Search code examples
pythonpandascsvmerging-data

How to merge multiple raw input CSV's with pandas containing similar columns with slightly different names?


I wrote some code to combine multiple CSV's that are interpretered with Pandas and appended to one combined CSV.

The issue I have is that the CSV files are delivered by multiple parties (monthly) and often contain differences with regard to column names, while they essentially contain the same information. For instance:

CSV 1 | ID | Instance number | | -------- | -------------- | | 1 | 401421 | | 2 | 420138 |

CSV 2 | ID | Instance NO | | -------- | -------------- | | 1 | 482012 | | 2 | 465921 |

This will result in two columns in the combined file, Instance Number & Instance NO unless I rename the column beforehand while the idea is to automatically process all files without intervention beforehand.

The solution that should work is to use combine_first or fillna, but next time the column may be entered as e.g. Instance No/number.

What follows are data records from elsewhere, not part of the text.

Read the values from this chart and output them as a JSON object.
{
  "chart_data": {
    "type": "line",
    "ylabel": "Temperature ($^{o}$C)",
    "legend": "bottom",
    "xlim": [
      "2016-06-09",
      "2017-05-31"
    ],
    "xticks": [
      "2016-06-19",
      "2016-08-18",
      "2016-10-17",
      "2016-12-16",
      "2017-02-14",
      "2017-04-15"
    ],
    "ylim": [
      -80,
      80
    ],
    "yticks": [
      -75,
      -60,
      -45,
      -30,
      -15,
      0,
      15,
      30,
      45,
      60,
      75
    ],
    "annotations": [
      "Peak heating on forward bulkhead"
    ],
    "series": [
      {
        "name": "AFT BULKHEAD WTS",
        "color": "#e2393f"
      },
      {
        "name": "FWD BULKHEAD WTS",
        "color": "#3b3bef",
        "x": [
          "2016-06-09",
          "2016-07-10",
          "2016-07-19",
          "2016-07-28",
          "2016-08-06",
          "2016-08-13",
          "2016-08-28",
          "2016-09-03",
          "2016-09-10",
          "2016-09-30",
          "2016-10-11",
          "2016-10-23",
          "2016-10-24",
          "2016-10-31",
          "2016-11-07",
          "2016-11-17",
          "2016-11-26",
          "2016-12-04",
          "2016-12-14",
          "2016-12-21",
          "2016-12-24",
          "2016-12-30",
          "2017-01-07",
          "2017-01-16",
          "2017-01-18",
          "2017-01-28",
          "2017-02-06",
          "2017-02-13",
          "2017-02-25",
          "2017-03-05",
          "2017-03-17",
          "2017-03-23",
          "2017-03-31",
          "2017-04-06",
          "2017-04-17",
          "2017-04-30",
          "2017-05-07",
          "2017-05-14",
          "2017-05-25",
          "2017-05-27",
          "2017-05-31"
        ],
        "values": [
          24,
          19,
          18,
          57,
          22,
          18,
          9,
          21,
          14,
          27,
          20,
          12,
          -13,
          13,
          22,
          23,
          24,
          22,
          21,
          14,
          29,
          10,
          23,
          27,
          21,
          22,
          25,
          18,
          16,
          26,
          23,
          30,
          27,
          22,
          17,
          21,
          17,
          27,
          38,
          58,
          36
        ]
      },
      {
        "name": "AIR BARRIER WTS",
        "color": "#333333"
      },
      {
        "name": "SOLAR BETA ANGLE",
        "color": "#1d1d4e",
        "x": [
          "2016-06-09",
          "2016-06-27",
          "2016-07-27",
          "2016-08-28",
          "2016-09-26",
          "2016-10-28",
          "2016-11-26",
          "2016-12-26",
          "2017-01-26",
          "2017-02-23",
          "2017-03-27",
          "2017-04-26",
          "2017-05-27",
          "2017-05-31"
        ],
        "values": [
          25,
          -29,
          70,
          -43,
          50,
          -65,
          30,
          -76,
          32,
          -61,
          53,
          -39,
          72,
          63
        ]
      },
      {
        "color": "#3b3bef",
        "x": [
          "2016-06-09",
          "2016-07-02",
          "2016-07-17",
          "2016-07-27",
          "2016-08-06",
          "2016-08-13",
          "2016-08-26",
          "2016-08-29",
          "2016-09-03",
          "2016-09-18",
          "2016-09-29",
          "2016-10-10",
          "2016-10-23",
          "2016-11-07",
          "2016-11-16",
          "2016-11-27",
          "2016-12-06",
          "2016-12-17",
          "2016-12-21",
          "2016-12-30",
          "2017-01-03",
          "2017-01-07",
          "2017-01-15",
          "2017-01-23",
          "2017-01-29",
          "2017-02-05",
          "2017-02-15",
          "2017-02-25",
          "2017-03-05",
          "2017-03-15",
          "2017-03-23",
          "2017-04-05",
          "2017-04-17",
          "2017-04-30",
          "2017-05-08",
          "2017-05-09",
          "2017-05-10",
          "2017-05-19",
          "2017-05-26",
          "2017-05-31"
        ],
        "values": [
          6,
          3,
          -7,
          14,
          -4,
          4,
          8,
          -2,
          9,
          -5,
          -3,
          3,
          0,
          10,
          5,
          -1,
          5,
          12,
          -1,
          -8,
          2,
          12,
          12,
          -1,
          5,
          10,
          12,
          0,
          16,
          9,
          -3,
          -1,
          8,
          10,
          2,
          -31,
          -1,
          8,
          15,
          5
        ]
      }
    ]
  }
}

Since improving data delivery isn't an option, is there any smart way to solve issues like this without having to write out all possible variations and remap them to one leading column?

Thanks in advance!


Solution

  • I think first you need to have a dictionary of all possible names or you can quickly add those whenever you get a new one and rename the column names. for example

    general_dict = { 'SLNO': ['Sl No', 'SNo']}
    
    col_list = all_df.columns.to_list()
    rename_dict = {}
    
    for col in col_list:
        for key, val in general_dict.items():
            if col in val:
                rename_dict[col] = key
    
                break
    all_df.rename(columns=rename_dict, inplace=True)